I've tried the Athena jdbc driver listed in the stardog docs and also the latest from AWS (SimbaAthenaJDBC-2.0.29.1000) to the same effect.

Is this a known issue or any ideas if it could be a Stardog or AWS driver bug?

Is there a CausedBy after that exception in the stardog.log file?

Also, I'm curious what transaction support should bring in the context of Stardog when the connections are read-only, or is there something about your larger ecosystem that calls for Iceberg?

Thanks,
-Paul

Hey @PaulJackson, indeed there is a CausedBy, here it is

Caused by: java.lang.NullPointerException
        at java.util.ArrayList.addAll(ArrayList.java:702) ~[?:?]
        at com.simba.athena.athena.api.AJClient.fetchColumnsMetadataWithGlue(Unknown Source) ~[AthenaJDBC42_2.0.7.jar:?]
        at com.simba.athena.athena.api.AJClient.getColumnsMetadata(Unknown Source) ~[AthenaJDBC42_2.0.7.jar:?]
        at com.simba.athena.athena.dataengine.metadata.AJColumnsMetadataSource.initMetadata(Unknown Source) ~[AthenaJDBC42_2.0.7.jar:?]
        at com.simba.athena.athena.dataengine.metadata.AJColumnsMetadataSource.<init>(Unknown Source) ~[AthenaJDBC42_2.0.7.jar:?]
        at com.simba.athena.athena.dataengine.AJDataEngine.makeNewMetadataSource(Unknown Source) ~[AthenaJDBC42_2.0.7.jar:?]
        at com.simba.athena.dsi.dataengine.impl.DSIDataEngine.makeNewMetadataResult(Unknown Source) ~[AthenaJDBC42_2.0.7.jar:?]
        at com.simba.athena.athena.dataengine.AJDataEngine.makeNewMetadataResult(Unknown Source) ~[AthenaJDBC42_2.0.7.jar:?]
        at com.simba.athena.jdbc.jdbc42.S42DatabaseMetaData.createMetaDataResult(Unknown Source) ~[AthenaJDBC42_2.0.7.jar:?]
        at com.simba.athena.jdbc.common.SDatabaseMetaData.getColumns(Unknown Source) ~[AthenaJDBC42_2.0.7.jar:?]
        at com.complexible.stardog.virtual.vega.rdbms.metadata.JdbcConnectionMetadataReader.getColumns(JdbcConnectionMetadataReader.java:99) ~[stardog-virtual-core-7.9.0.jar:?]
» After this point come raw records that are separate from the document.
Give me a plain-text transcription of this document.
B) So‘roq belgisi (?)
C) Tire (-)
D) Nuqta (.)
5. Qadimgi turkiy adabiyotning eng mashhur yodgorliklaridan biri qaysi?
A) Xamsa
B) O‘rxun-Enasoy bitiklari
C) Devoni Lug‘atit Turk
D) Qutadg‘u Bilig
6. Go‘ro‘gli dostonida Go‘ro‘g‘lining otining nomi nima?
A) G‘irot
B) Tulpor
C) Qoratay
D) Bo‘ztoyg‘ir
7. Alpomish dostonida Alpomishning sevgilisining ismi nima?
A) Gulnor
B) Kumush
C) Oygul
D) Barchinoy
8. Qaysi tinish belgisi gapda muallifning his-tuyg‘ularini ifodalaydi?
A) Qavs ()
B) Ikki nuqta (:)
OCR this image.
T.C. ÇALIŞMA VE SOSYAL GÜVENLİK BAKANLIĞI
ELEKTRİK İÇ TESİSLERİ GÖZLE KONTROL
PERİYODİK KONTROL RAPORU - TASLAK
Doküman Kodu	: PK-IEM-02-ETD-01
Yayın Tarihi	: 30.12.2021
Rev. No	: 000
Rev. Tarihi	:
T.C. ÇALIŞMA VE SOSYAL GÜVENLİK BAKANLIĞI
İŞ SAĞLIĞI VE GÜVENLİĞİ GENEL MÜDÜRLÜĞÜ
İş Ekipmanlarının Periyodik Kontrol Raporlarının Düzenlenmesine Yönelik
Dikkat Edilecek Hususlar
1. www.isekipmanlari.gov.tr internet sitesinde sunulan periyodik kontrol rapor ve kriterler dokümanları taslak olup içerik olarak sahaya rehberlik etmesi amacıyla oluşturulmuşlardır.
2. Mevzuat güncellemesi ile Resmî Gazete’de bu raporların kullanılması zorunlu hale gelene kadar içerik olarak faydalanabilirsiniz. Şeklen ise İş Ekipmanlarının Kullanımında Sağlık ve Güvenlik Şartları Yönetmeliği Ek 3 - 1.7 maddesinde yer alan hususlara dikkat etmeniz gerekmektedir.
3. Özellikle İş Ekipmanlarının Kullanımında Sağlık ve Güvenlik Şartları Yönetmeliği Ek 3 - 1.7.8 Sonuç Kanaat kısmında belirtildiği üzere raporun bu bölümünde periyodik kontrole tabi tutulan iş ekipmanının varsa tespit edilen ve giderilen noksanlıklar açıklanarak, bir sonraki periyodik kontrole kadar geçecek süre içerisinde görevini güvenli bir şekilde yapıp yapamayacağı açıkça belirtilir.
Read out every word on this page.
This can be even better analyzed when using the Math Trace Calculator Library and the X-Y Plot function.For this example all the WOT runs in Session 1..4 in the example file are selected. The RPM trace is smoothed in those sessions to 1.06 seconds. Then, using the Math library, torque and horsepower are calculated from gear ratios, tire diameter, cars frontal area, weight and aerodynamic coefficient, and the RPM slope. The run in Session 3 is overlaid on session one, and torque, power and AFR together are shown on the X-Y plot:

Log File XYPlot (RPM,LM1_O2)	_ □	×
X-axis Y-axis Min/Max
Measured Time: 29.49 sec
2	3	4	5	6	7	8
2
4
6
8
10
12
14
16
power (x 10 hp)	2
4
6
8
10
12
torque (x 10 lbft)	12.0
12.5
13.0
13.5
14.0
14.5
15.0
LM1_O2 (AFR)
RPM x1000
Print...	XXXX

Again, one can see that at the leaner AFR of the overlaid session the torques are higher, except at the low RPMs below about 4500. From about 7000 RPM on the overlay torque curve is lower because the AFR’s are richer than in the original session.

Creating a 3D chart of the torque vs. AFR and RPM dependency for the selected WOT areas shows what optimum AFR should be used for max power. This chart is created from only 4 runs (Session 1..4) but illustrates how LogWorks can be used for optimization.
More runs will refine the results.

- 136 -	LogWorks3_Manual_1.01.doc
Regarding transaction support, I have data pipelines that are appending to iceberg tables rather than needing to write a new parquet dataset for each pipeline run - this is all upstream from Stardog and just need a read-only connection.

Hi Nolan,

I don't know for sure but I'm guessing Simba hasn't released support for this yet.

Looking at the stack trace, it seems to be failing when collecting metadata using a glue strategy. There should be a connection setting MetadataRetrievalMethod that you can include on the jdbc connection string. It has possible values ProxyAPI, Auto, Glue and Query. I'd suggest trying ProxyAPI or Query and see if that gets you around the problem.

-Paul

Thanks for the suggestion, but no such luck - ProxyAPI still makes a call to fetchColumnsMetadataWithGlue and Query uses fetchColumnsMetadataWithQuery with the same error.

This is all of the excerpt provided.